Intergration: Algebra, Writing Equations of Lines

[Redfrog2]

I have two problems that deal with writing an equation in slope-intercept form of a line that satifises certain conditions. Two of such problems my teacher has given me, I have no idea where to start in how to put the conditions in an equation. Can anyone help me in finding out on how to do this?

1. Perpendicular to the y-axis, passes through (-6, 4)

2. Parallel to the y-axis, passes through (-7,3)

 

[Janitor]

Number 1 is easy if you remember that one possibility for y=mx+b is that m=0.

Number 2 is tough if you have to express the equation with a naked y on the left. On the other hand, if you are allowed to consider x as the dependent variable, then number 2 becomes just as easy as number 1.

 

[M98Ranger]

To write an equation in slope-intercept form, we need to use the formula y = mx + b, where m is the slope and b is the y-intercept. In these problems, we are given a point that the line passes through, so we can use that to find the y-intercept.

1. Perpendicular to the y-axis means that the line is vertical, and therefore has an undefined slope. To find the y-intercept, we can plug in the given point (-6, 4) into the formula. This gives us 4 = m(-6) + b. Since the slope is undefined, we can set m = 0, which gives us 4 = 0 + b. Therefore, the y-intercept is b = 4. The equation of the line is y = 0x + 4, or simply y = 4.

2. Parallel to the y-axis means that the line has a slope of 0. Using the same formula, we can plug in the given point (-7, 3) and set the slope m = 0. This gives us 3 = 0(-7) + b.
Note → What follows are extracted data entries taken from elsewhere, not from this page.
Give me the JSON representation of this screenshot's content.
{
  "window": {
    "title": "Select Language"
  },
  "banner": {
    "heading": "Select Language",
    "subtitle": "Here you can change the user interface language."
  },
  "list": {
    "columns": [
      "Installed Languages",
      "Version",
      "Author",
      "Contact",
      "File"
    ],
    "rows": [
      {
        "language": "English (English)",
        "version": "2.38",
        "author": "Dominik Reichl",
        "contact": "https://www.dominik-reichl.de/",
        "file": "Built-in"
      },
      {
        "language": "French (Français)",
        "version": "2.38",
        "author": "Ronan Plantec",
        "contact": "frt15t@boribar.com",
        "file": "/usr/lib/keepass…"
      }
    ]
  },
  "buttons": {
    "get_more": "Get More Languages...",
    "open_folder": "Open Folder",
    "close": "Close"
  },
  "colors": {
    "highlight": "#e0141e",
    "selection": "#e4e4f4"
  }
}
So, the y-intercept is b = 3. The equation of the line is y = 0x + 3, or simply y = 3.

In summary, to write an equation of a line in slope-intercept form, we need to find the slope and y-intercept. The conditions given in these problems help us determine these values, and then we can plug them into the formula to write the equation. I hope this helps in solving your problems!